The September shift allowed billions of dollars to enter the world’s fifth-largest economy.
Five things to know as global bond investors invest more in South Asia and stock markets see greater portfolio inflows.
WHAT INFLOWS?
Indian bonds should receive $2 billion in index-tracking fund inflows around June 28, followed by a similar amount each month and at least $20 billion over the next 10 months as the country slowly reaches maximum weight in the index
The market has collected $10.5 billion from active fund managers and other investors since September’s announcement, about six times the amount from early 2021 to August 2023.
WHAT ATTRACTS FOREIGN INVESTORS?
India’s rapid growth, fiscal discipline, low currency volatility, and central bank promise to lower inflation attract global investors.
JPMorgan forecasts foreign ownership of India’s debt to almost treble by 2025 from 2.4%.
India has a positive real yield.
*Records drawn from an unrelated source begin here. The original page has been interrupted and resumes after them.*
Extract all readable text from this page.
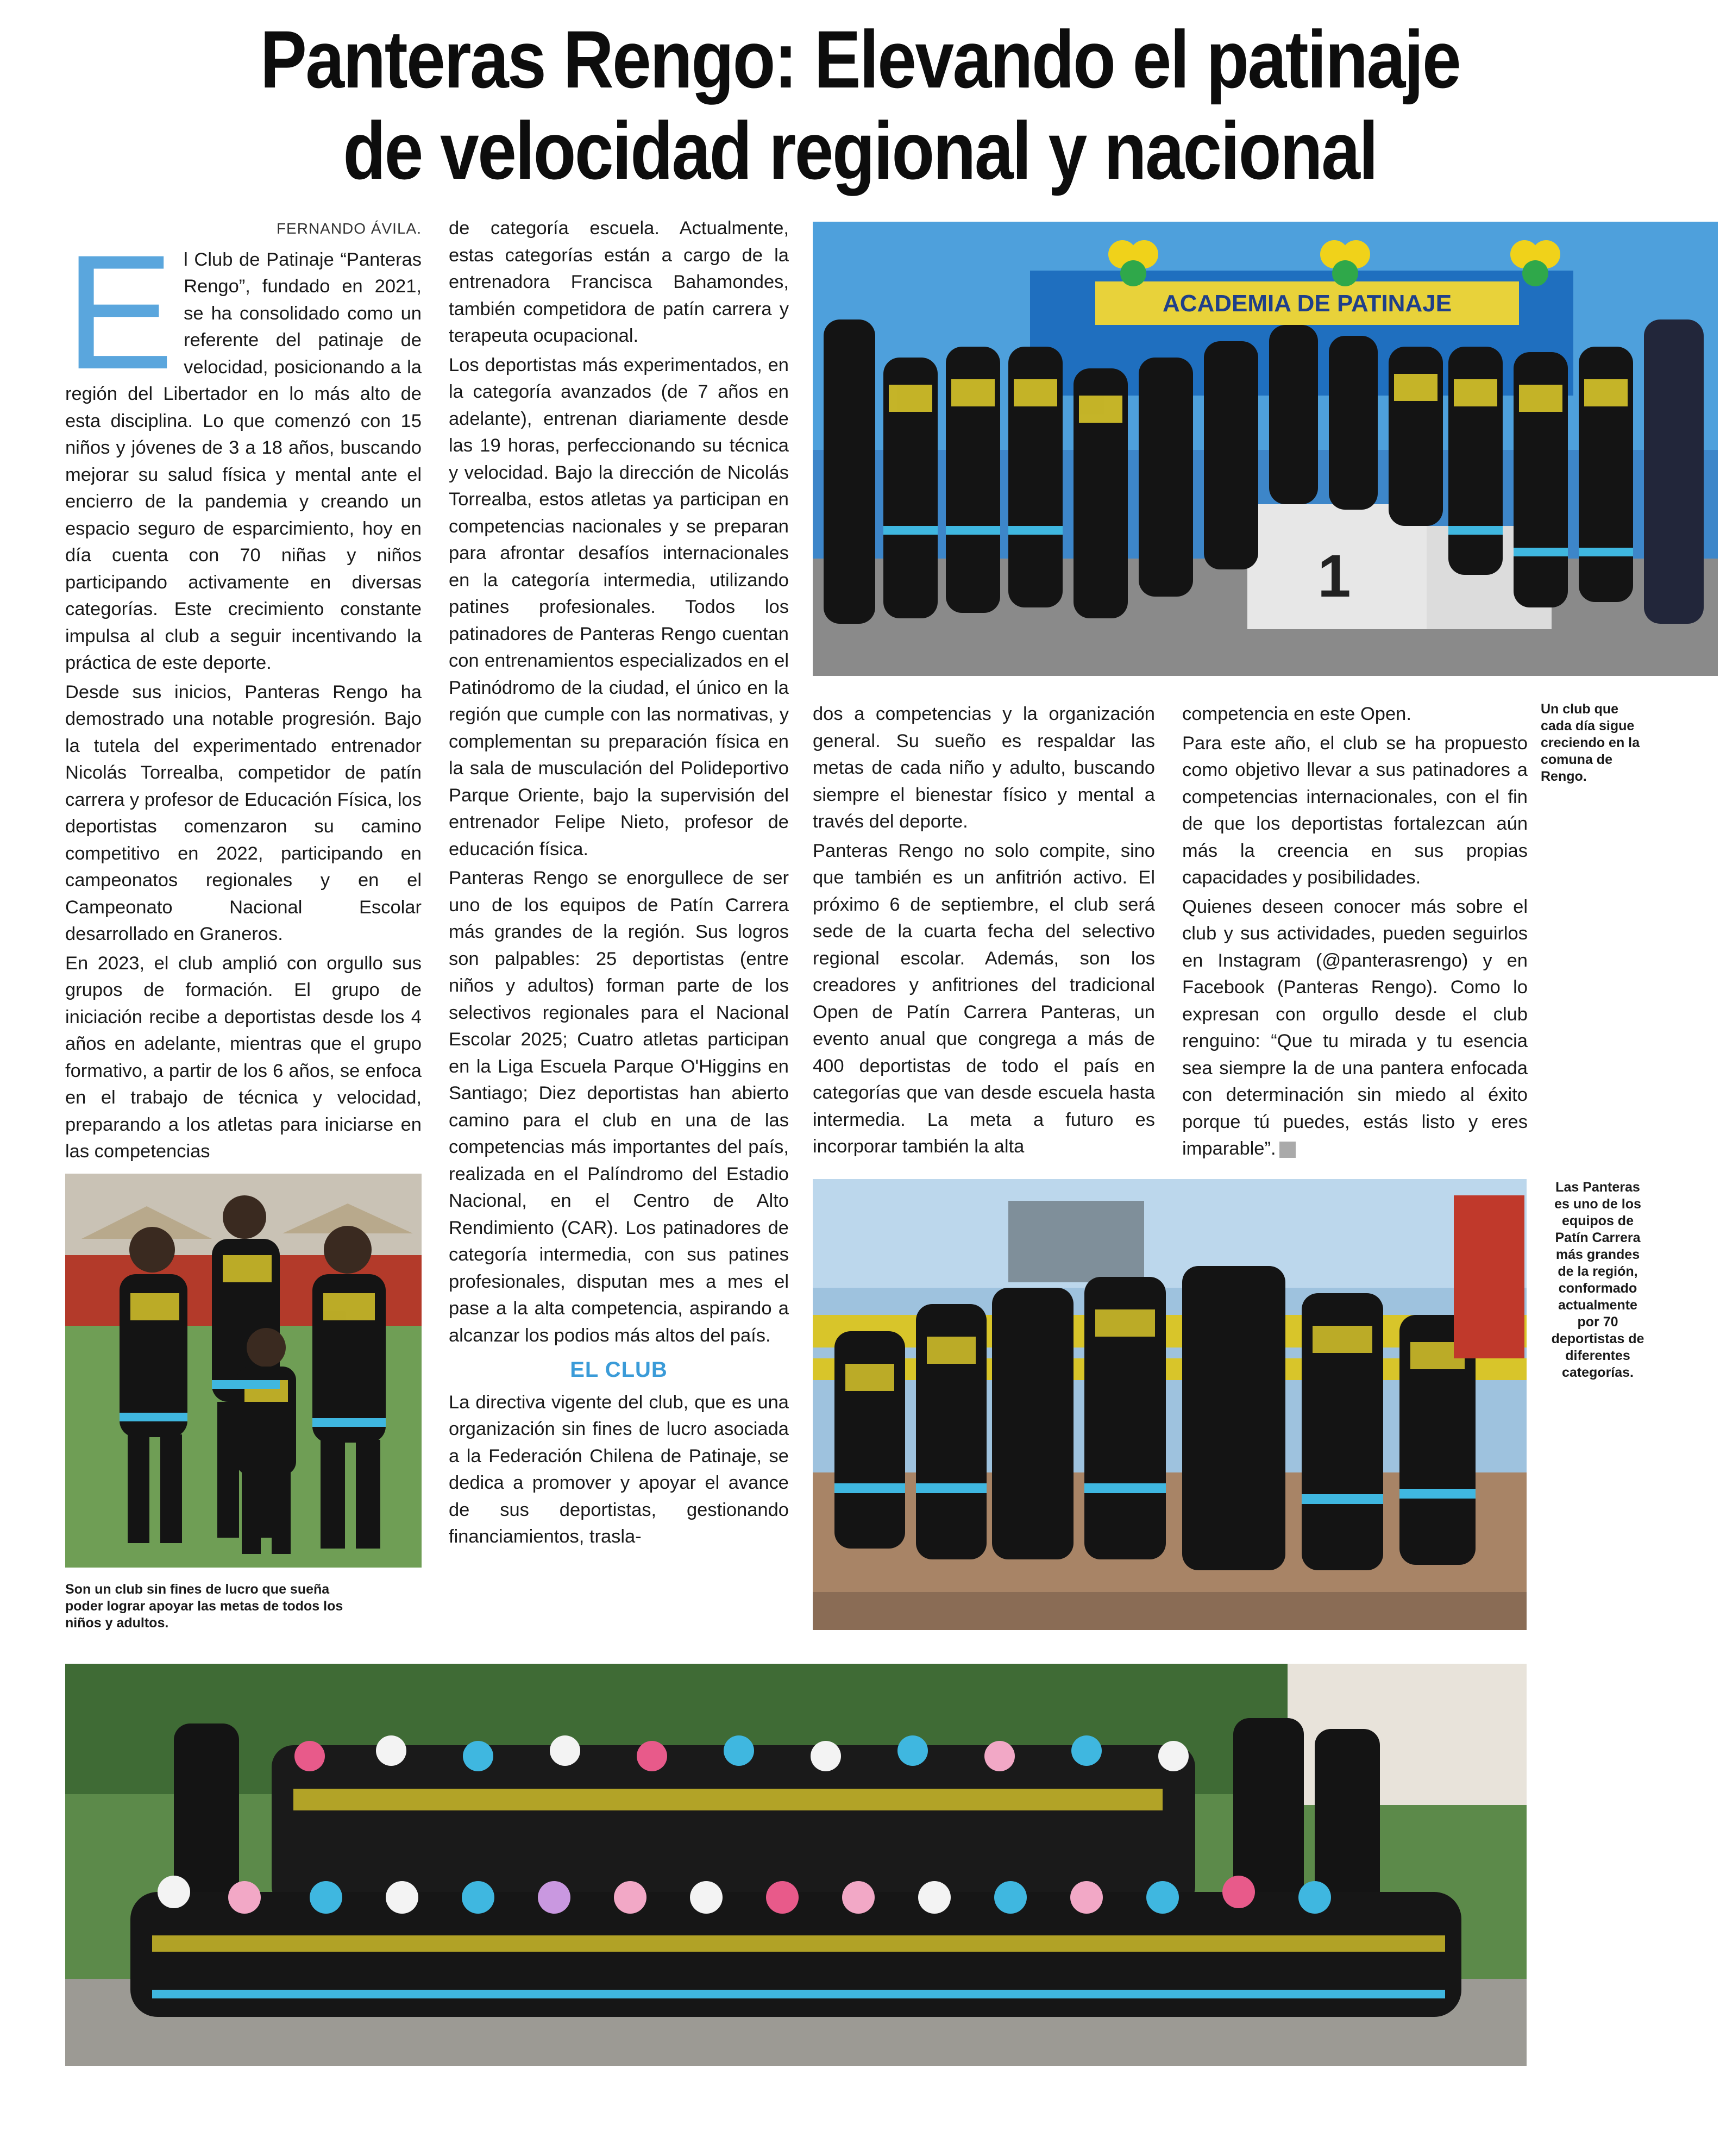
Panteras Rengo: Elevando el patinaje
de velocidad regional y nacional
FERNANDO ÁVILA.
E l Club de Patinaje “Panteras Rengo”, fundado en 2021, se ha consolidado como un referente del patinaje de velocidad, posicionando a la región del Libertador en lo más alto de esta disciplina. Lo que comenzó con 15 niños y jóvenes de 3 a 18 años, buscando mejorar su salud física y mental ante el encierro de la pandemia y creando un espacio seguro de esparcimiento, hoy en día cuenta con 70 niñas y niños participando activamente en diversas categorías. Este crecimiento constante impulsa al club a seguir incentivando la práctica de este deporte.

Desde sus inicios, Panteras Rengo ha demostrado una notable progresión. Bajo la tutela del experimentado entrenador Nicolás Torrealba, competidor de patín carrera y profesor de Educación Física, los deportistas comenzaron su camino competitivo en 2022, participando en campeonatos regionales y en el Campeonato Nacional Escolar desarrollado en Graneros.

En 2023, el club amplió con orgullo sus grupos de formación. El grupo de iniciación recibe a deportistas desde los 4 años en adelante, mientras que el grupo formativo, a partir de los 6 años, se enfoca en el trabajo de técnica y velocidad, preparando a los atletas para iniciarse en las competencias

Son un club sin fines de lucro que sueña poder lograr apoyar las metas de todos los niños y adultos.

de categoría escuela. Actualmente, estas categorías están a cargo de la entrenadora Francisca Bahamondes, también competidora de patín carrera y terapeuta ocupacional.

Los deportistas más experimentados, en la categoría avanzados (de 7 años en adelante), entrenan diariamente desde las 19 horas, perfeccionando su técnica y velocidad. Bajo la dirección de Nicolás Torrealba, estos atletas ya participan en competencias nacionales y se preparan para afrontar desafíos internacionales en la categoría intermedia, utilizando patines profesionales. Todos los patinadores de Panteras Rengo cuentan con entrenamientos especializados en el Patinódromo de la ciudad, el único en la región que cumple con las normativas, y complementan su preparación física en la sala de musculación del Polideportivo Parque Oriente, bajo la supervisión del entrenador Felipe Nieto, profesor de educación física.

Panteras Rengo se enorgullece de ser uno de los equipos de Patín Carrera más grandes de la región. Sus logros son palpables: 25 deportistas (entre niños y adultos) forman parte de los selectivos regionales para el Nacional Escolar 2025; Cuatro atletas participan en la Liga Escuela Parque O'Higgins en Santiago; Diez deportistas han abierto camino para el club en una de las competencias más importantes del país, realizada en el Palíndromo del Estadio Nacional, en el Centro de Alto Rendimiento (CAR). Los patinadores de categoría intermedia, con sus patines profesionales, disputan mes a mes el pase a la alta competencia, aspirando a alcanzar los podios más altos del país.

EL CLUB

La directiva vigente del club, que es una organización sin fines de lucro asociada a la Federación Chilena de Patinaje, se dedica a promover y apoyar el avance de sus deportistas, gestionando financiamientos, trasla-

ACADEMIA DE PATINAJE
1
Un club que cada día sigue creciendo en la comuna de Rengo.

dos a competencias y la organización general. Su sueño es respaldar las metas de cada niño y adulto, buscando siempre el bienestar físico y mental a través del deporte.

Panteras Rengo no solo compite, sino que también es un anfitrión activo. El próximo 6 de septiembre, el club será sede de la cuarta fecha del selectivo regional escolar. Además, son los creadores y anfitriones del tradicional Open de Patín Carrera Panteras, un evento anual que congrega a más de 400 deportistas de todo el país en categorías que van desde escuela hasta intermedia. La meta a futuro es incorporar también la alta

competencia en este Open.

Para este año, el club se ha propuesto como objetivo llevar a sus patinadores a competencias internacionales, con el fin de que los deportistas fortalezcan aún más la creencia en sus propias capacidades y posibilidades.

Quienes deseen conocer más sobre el club y sus actividades, pueden seguirlos en Instagram (@panterasrengo) y en Facebook (Panteras Rengo). Como lo expresan con orgullo desde el club renguino: “Que tu mirada y tu esencia sea siempre la de una pantera enfocada con determinación sin miedo al éxito porque tú puedes, estás listo y eres imparable”.

Las Panteras es uno de los equipos de Patín Carrera más grandes de la región, conformado actualmente por 70 deportistas de diferentes categorías.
The government’s budgetary discipline, minimal currency volatility, and moderate inflation make it more appealing than other significant developing economies.
How would large flows affect the rupee?
Dollar inflows could support the local currency, but the RBI is likely to absorb dollars and stockpile forex reserves, preventing a major appreciation.
India has the fourth-largest currency reserves at $652.9 billion. The currency gains indirectly because substantial buffers enable the central bank to act and moderate volatility.
India’s active central bank has kept the rupee the most stable among developing market currencies.
“Lower volatility of the Indian rupee makes it an attractive carry story,” said Amundi Asset Management co-head of emerging markets fixed income Sergei Strigo.